Patches, releases, and vulnerabilities
Security adjustments may be necessary both in the verification phase and during the management of the established solution. This happens for two reasons:
External influences: New attack scenarios become relevant (e.g. new attack techniques, business processes, workflows).
Internal influences: New functions are required; existing processes are adapted or weak points are found in the given solution.
To be able to perceive these influences and react promptly to them, the threat situation must be reassessed at regular intervals as part of risk management. The market for attack tools (techniques, tools, and exploits) needs to be monitored and relevant changes are taken into account.
Vulnerability Management is responsible for recognizing, documenting, and considering weaknesses in the products.

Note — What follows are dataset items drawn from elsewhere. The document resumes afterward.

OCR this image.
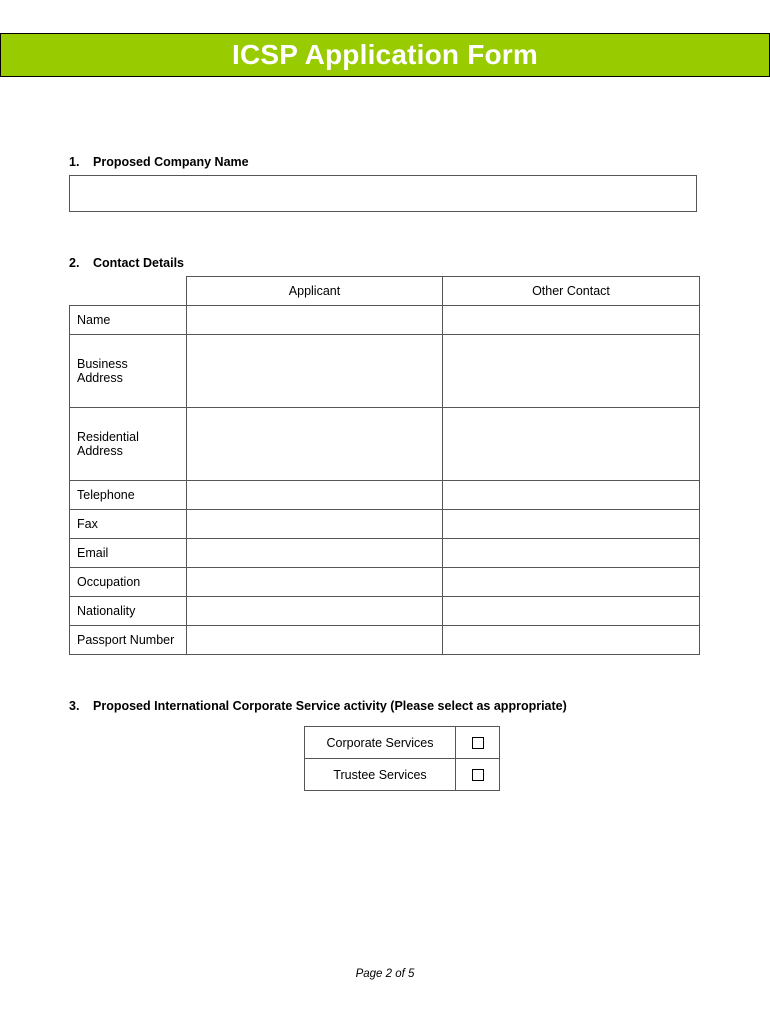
ICSP Application Form
1. Proposed Company Name
2. Contact Details
	Applicant	Other Contact

Name		

Business
Address		

Residential
Address		

Telephone		

Fax		

Email		

Occupation		

Nationality		

Passport Number		

3. Proposed International Corporate Service activity (Please select as appropriate)
Corporate Services	
Trustee Services	
Page 2 of 5
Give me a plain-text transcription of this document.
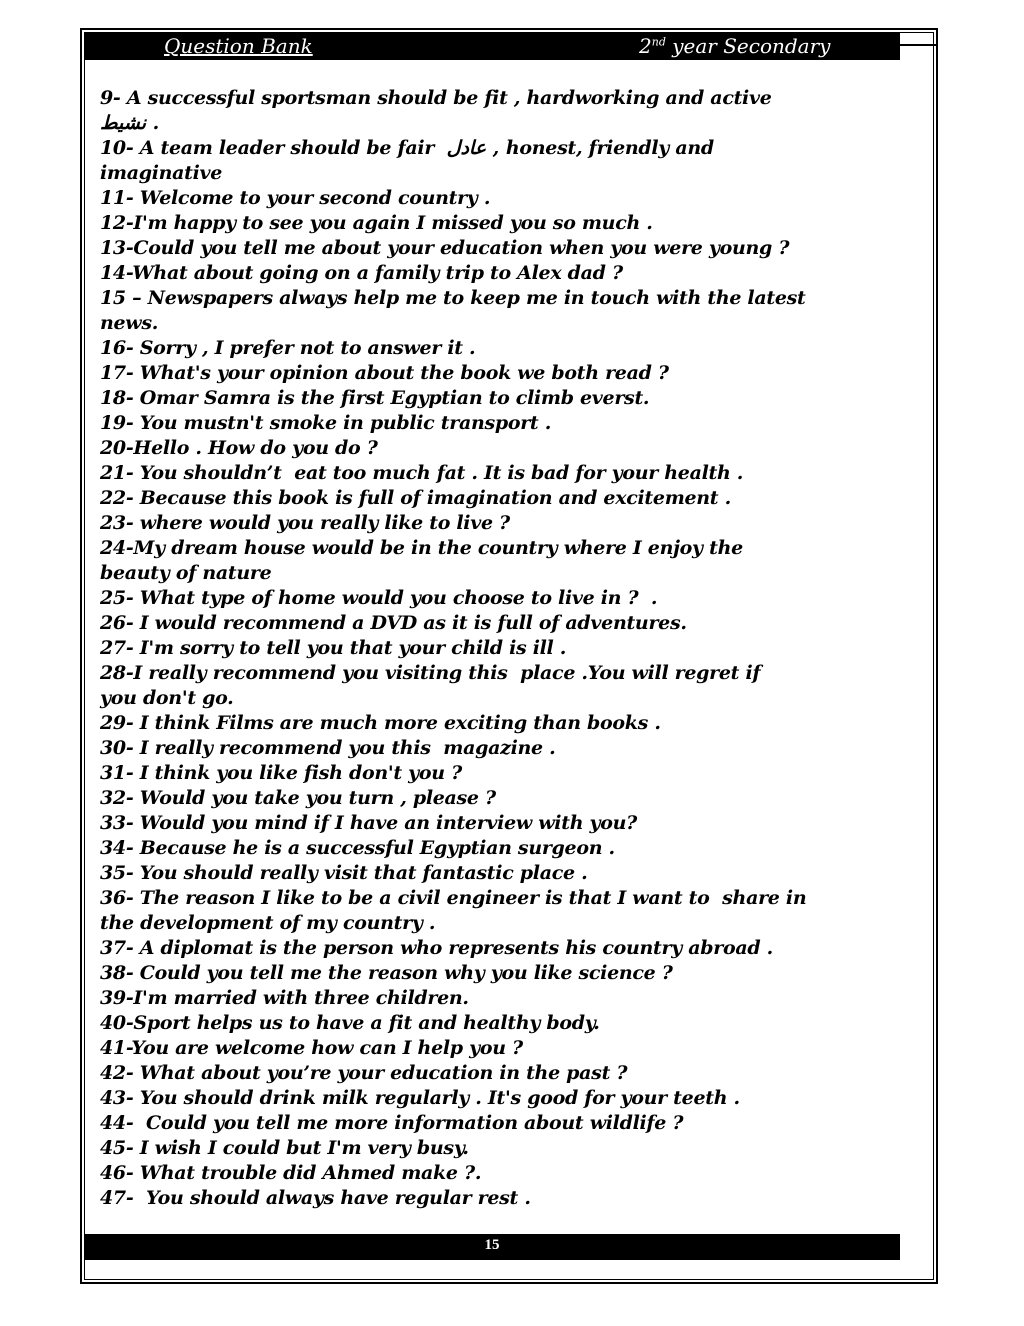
Question Bank	2nd year Secondary
9- A successful sportsman should be fit , hardworking and active
نشيط .
10- A team leader should be fair  عادل , honest, friendly and
imaginative
11- Welcome to your second country .
12-I'm happy to see you again I missed you so much .
13-Could you tell me about your education when you were young ?
14-What about going on a family trip to Alex dad ?
15 – Newspapers always help me to keep me in touch with the latest
news.
16- Sorry , I prefer not to answer it .
17- What's your opinion about the book we both read ?
18- Omar Samra is the first Egyptian to climb everst.
19- You mustn't smoke in public transport .
20-Hello . How do you do ?
21- You shouldn’t  eat too much fat . It is bad for your health .
22- Because this book is full of imagination and excitement .
23- where would you really like to live ?
24-My dream house would be in the country where I enjoy the
beauty of nature
25- What type of home would you choose to live in ?  .
26- I would recommend a DVD as it is full of adventures.
27- I'm sorry to tell you that your child is ill .
28-I really recommend you visiting this  place .You will regret if
you don't go.
29- I think Films are much more exciting than books .
30- I really recommend you this  magazine .
31- I think you like fish don't you ?
32- Would you take you turn , please ?
33- Would you mind if I have an interview with you?
34- Because he is a successful Egyptian surgeon .
35- You should really visit that fantastic place .
36- The reason I like to be a civil engineer is that I want to  share in
the development of my country .
37- A diplomat is the person who represents his country abroad .
38- Could you tell me the reason why you like science ?
39-I'm married with three children.
40-Sport helps us to have a fit and healthy body.
41-You are welcome how can I help you ?
42- What about you’re your education in the past ?
43- You should drink milk regularly . It's good for your teeth .
44-  Could you tell me more information about wildlife ?
45- I wish I could but I'm very busy.
46- What trouble did Ahmed make ?.
47-  You should always have regular rest .
15
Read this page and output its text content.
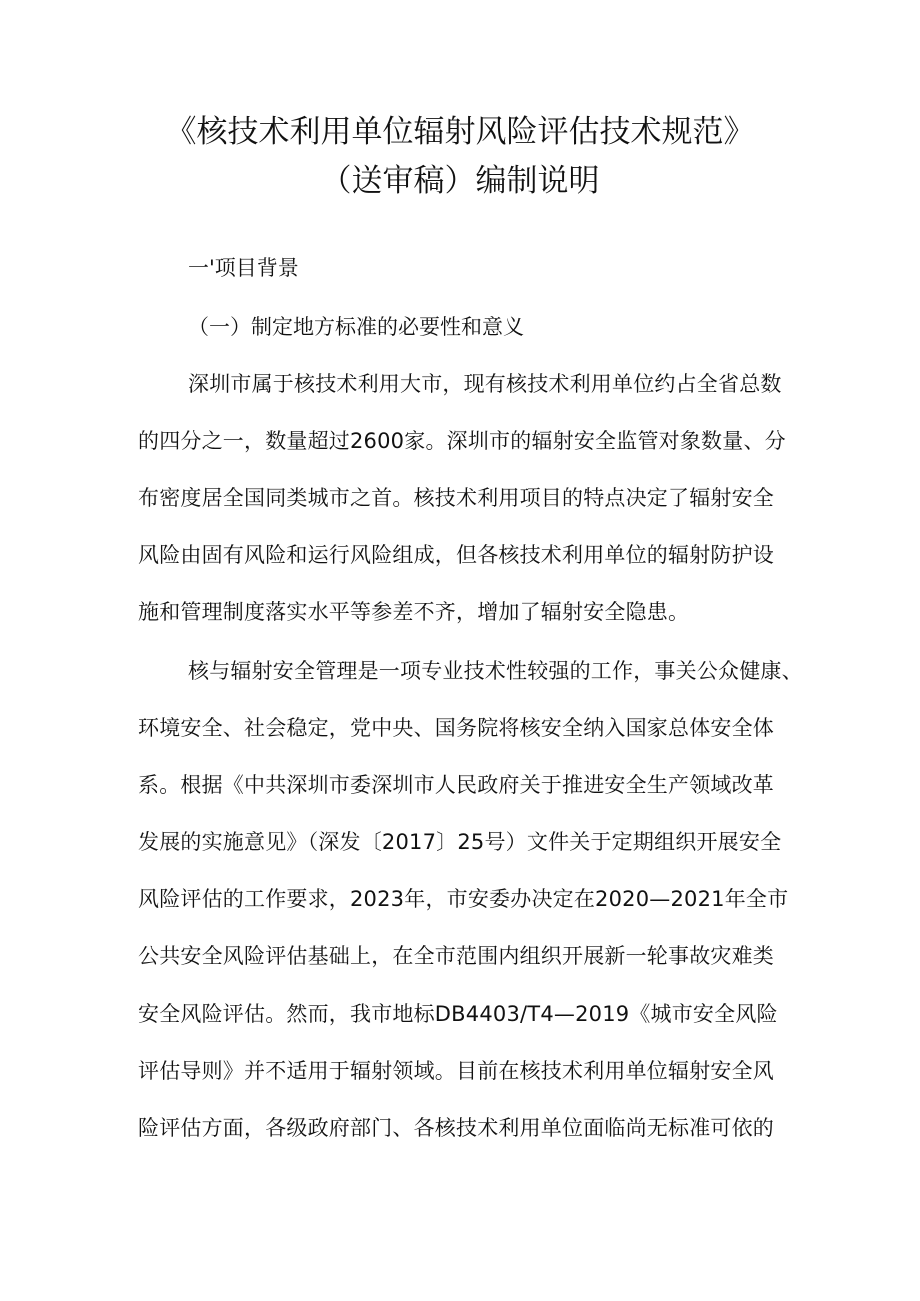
《核技术利用单位辐射风险评估技术规范》
（送审稿）编制说明
一'项目背景
（一）制定地方标准的必要性和意义
深圳市属于核技术利用大市，现有核技术利用单位约占全省总数
的四分之一，数量超过2600家。深圳市的辐射安全监管对象数量、分
布密度居全国同类城市之首。核技术利用项目的特点决定了辐射安全
风险由固有风险和运行风险组成，但各核技术利用单位的辐射防护设
施和管理制度落实水平等参差不齐，增加了辐射安全隐患。
核与辐射安全管理是一项专业技术性较强的工作，事关公众健康、
环境安全、社会稳定，党中央、国务院将核安全纳入国家总体安全体
系。根据《中共深圳市委深圳市人民政府关于推进安全生产领域改革
发展的实施意见》（深发〔2017〕25号）文件关于定期组织开展安全
风险评估的工作要求，2023年，市安委办决定在2020—2021年全市
公共安全风险评估基础上，在全市范围内组织开展新一轮事故灾难类
安全风险评估。然而，我市地标DB4403/T4—2019《城市安全风险
评估导则》并不适用于辐射领域。目前在核技术利用单位辐射安全风
险评估方面，各级政府部门、各核技术利用单位面临尚无标准可依的
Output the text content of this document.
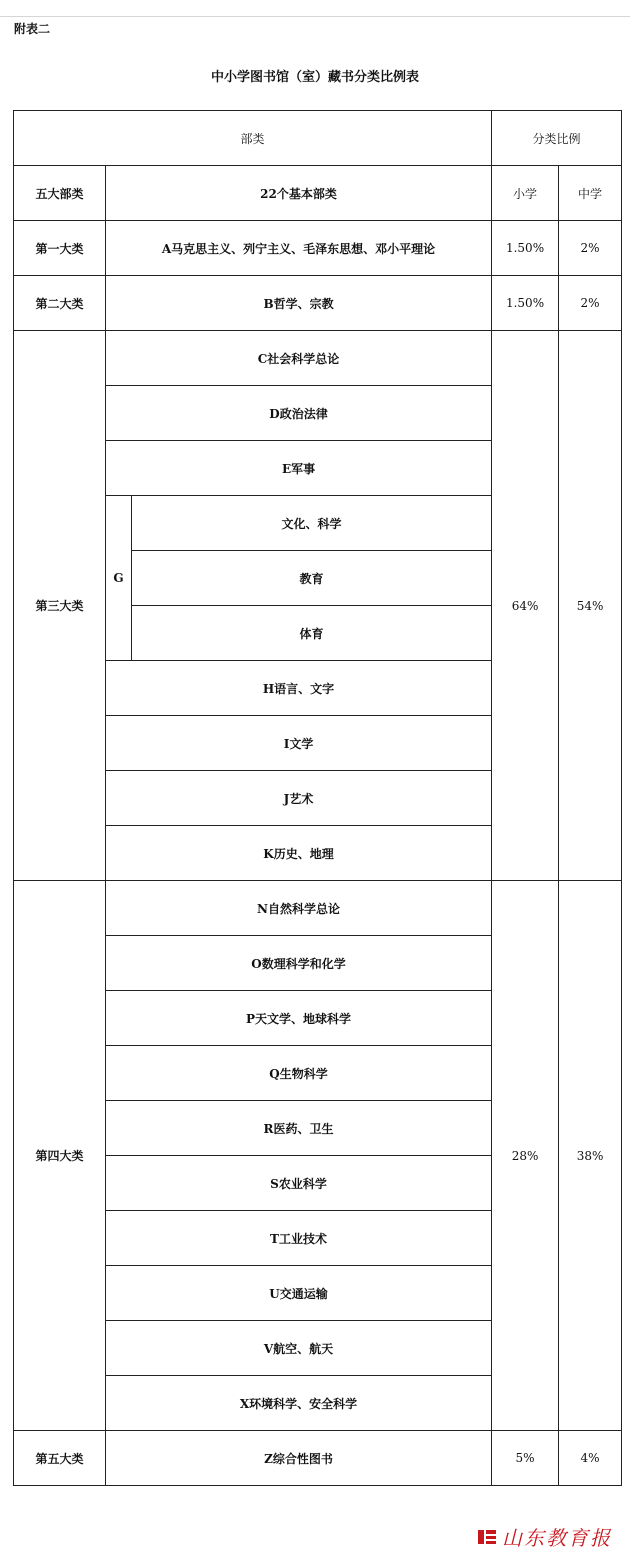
附表二
中小学图书馆（室）藏书分类比例表
部类			分类比例	
五大部类	22个基本部类		小学	中学
第一大类	A马克思主义、列宁主义、毛泽东思想、邓小平理论		1.50%	2%
第二大类	B哲学、宗教		1.50%	2%
第三大类	C社会科学总论		64%	54%
	D政治法律			
	E军事			
	G	文化、科学		
		教育		
		体育		
	H语言、文字			
	I文学			
	J艺术			
	K历史、地理			
第四大类	N自然科学总论		28%	38%
	O数理科学和化学			
	P天文学、地球科学			
	Q生物科学			
	R医药、卫生			
	S农业科学			
	T工业技术			
	U交通运输			
	V航空、航天			
	X环境科学、安全科学			
第五大类	Z综合性图书		5%	4%
山东教育报
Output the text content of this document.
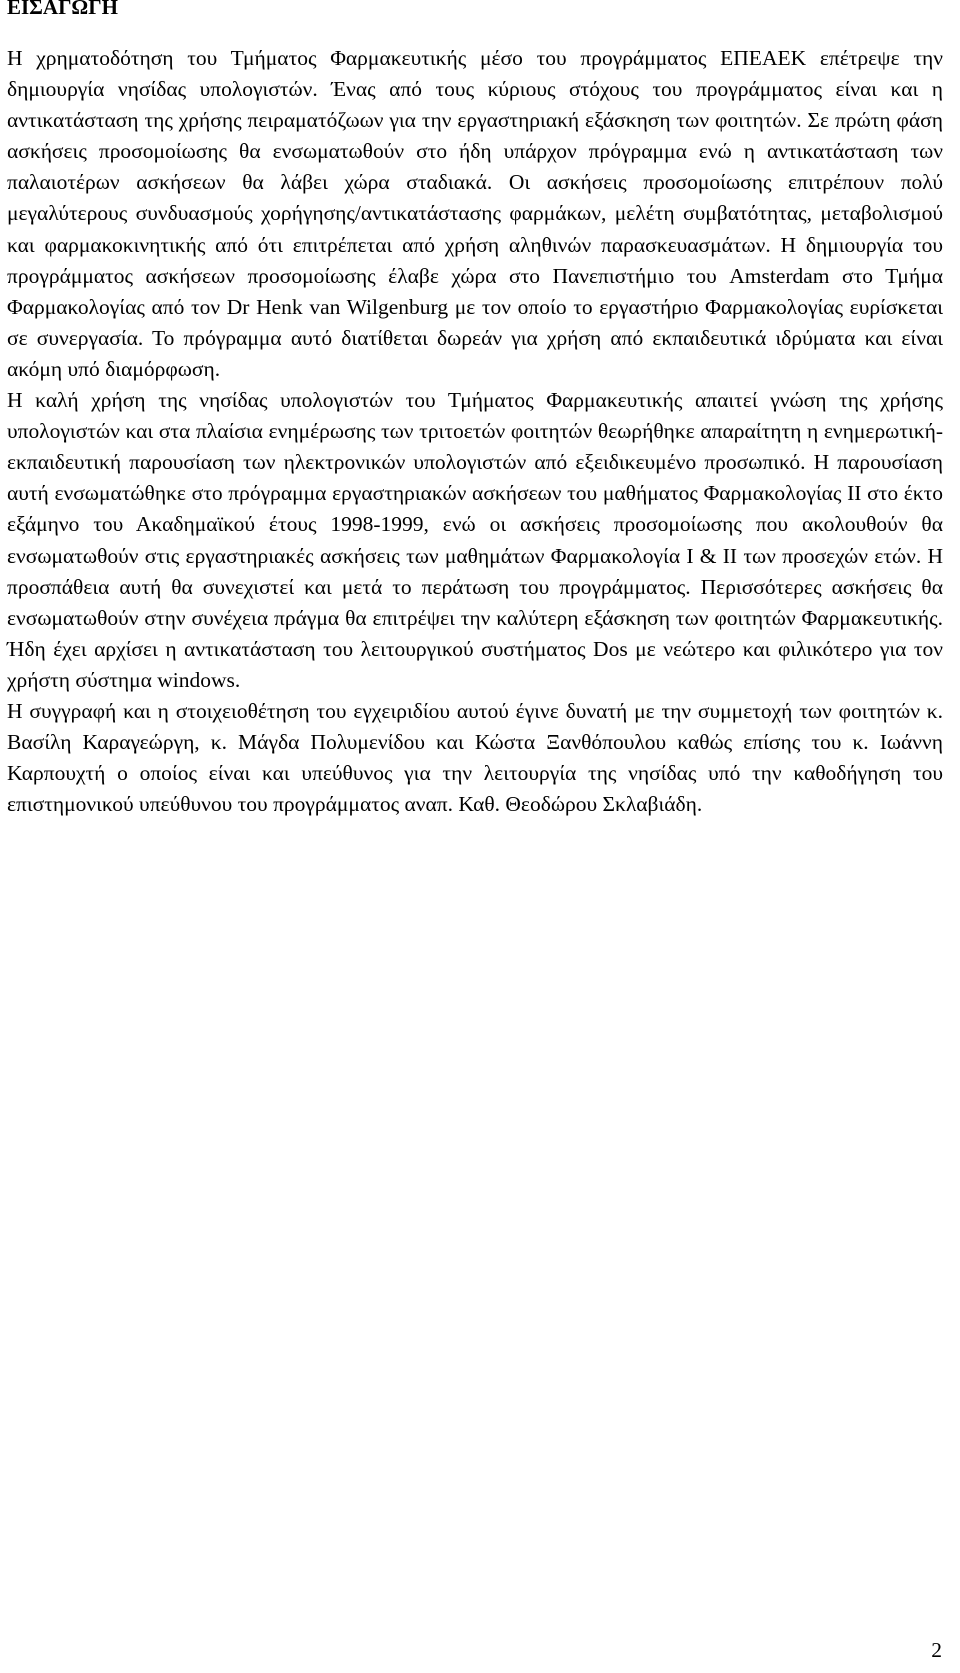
ΕΙΣΑΓΩΓΗ

Η χρηματοδότηση του Τμήματος Φαρμακευτικής μέσο του προγράμματος ΕΠΕΑΕΚ επέτρεψε την δημιουργία νησίδας υπολογιστών. Ένας από τους κύριους στόχους του προγράμματος είναι και η αντικατάσταση της χρήσης πειραματόζωων για την εργαστηριακή εξάσκηση των φοιτητών. Σε πρώτη φάση ασκήσεις προσομοίωσης θα ενσωματωθούν στο ήδη υπάρχον πρόγραμμα ενώ η αντικατάσταση των παλαιοτέρων ασκήσεων θα λάβει χώρα σταδιακά. Οι ασκήσεις προσομοίωσης επιτρέπουν πολύ μεγαλύτερους συνδυασμούς χορήγησης/αντικατάστασης φαρμάκων, μελέτη συμβατότητας, μεταβολισμού και φαρμακοκινητικής από ότι επιτρέπεται από χρήση αληθινών παρασκευασμάτων. Η δημιουργία του προγράμματος ασκήσεων προσομοίωσης έλαβε χώρα στο Πανεπιστήμιο του Amsterdam στο Τμήμα Φαρμακολογίας από τον Dr Henk van Wilgenburg με τον οποίο το εργαστήριο Φαρμακολογίας ευρίσκεται σε συνεργασία. Το πρόγραμμα αυτό διατίθεται δωρεάν για χρήση από εκπαιδευτικά ιδρύματα και είναι ακόμη υπό διαμόρφωση.

Η καλή χρήση της νησίδας υπολογιστών του Τμήματος Φαρμακευτικής απαιτεί γνώση της χρήσης υπολογιστών και στα πλαίσια ενημέρωσης των τριτοετών φοιτητών θεωρήθηκε απαραίτητη η ενημερωτική-εκπαιδευτική παρουσίαση των ηλεκτρονικών υπολογιστών από εξειδικευμένο προσωπικό. Η παρουσίαση αυτή ενσωματώθηκε στο πρόγραμμα εργαστηριακών ασκήσεων του μαθήματος Φαρμακολογίας ΙΙ στο έκτο εξάμηνο του Ακαδημαϊκού έτους 1998-1999, ενώ οι ασκήσεις προσομοίωσης που ακολουθούν θα ενσωματωθούν στις εργαστηριακές ασκήσεις των μαθημάτων Φαρμακολογία Ι & ΙΙ των προσεχών ετών. Η προσπάθεια αυτή θα συνεχιστεί και μετά το περάτωση του προγράμματος. Περισσότερες ασκήσεις θα ενσωματωθούν στην συνέχεια πράγμα θα επιτρέψει την καλύτερη εξάσκηση των φοιτητών Φαρμακευτικής. Ήδη έχει αρχίσει η αντικατάσταση του λειτουργικού συστήματος Dos με νεώτερο και φιλικότερο για τον χρήστη σύστημα windows.

Η συγγραφή και η στοιχειοθέτηση του εγχειριδίου αυτού έγινε δυνατή με την συμμετοχή των φοιτητών κ. Βασίλη Καραγεώργη, κ. Μάγδα Πολυμενίδου και Κώστα Ξανθόπουλου καθώς επίσης του κ. Ιωάννη Καρπουχτή ο οποίος είναι και υπεύθυνος για την λειτουργία της νησίδας υπό την καθοδήγηση του επιστημονικού υπεύθυνου του προγράμματος αναπ. Καθ. Θεοδώρου Σκλαβιάδη.

2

On the one hand, various sources are managed here (e.g. vulnerability databases, mailing lists, social media) to be able to identify newly published vulnerabilities as early as possible. On the other hand, active programs such as bug bounties can be launched with additional effort. The reporting of newly found vulnerabilities by third parties is rewarded, which creates a dialogue and reduces the time window for abuse.
The patch and release management are also responsible for ensuring that addressed vulnerabilities can be eliminated through bug fixes and new versions. The preparation, testing, rollout, and verification of these optimizations must also be done professionally.
The Security Development Lifecycle is a powerful tool with which security can be established. By accompanying the life cycle of a product from the start with consideration of the safety requirements, a good level can be achieved and maintained and this can also be checked.
There is no question that this level of professionalization belongs today. Without SDLC, the security of a solution is primarily based on luck. And time works consistently to ensure that this runs out at some point.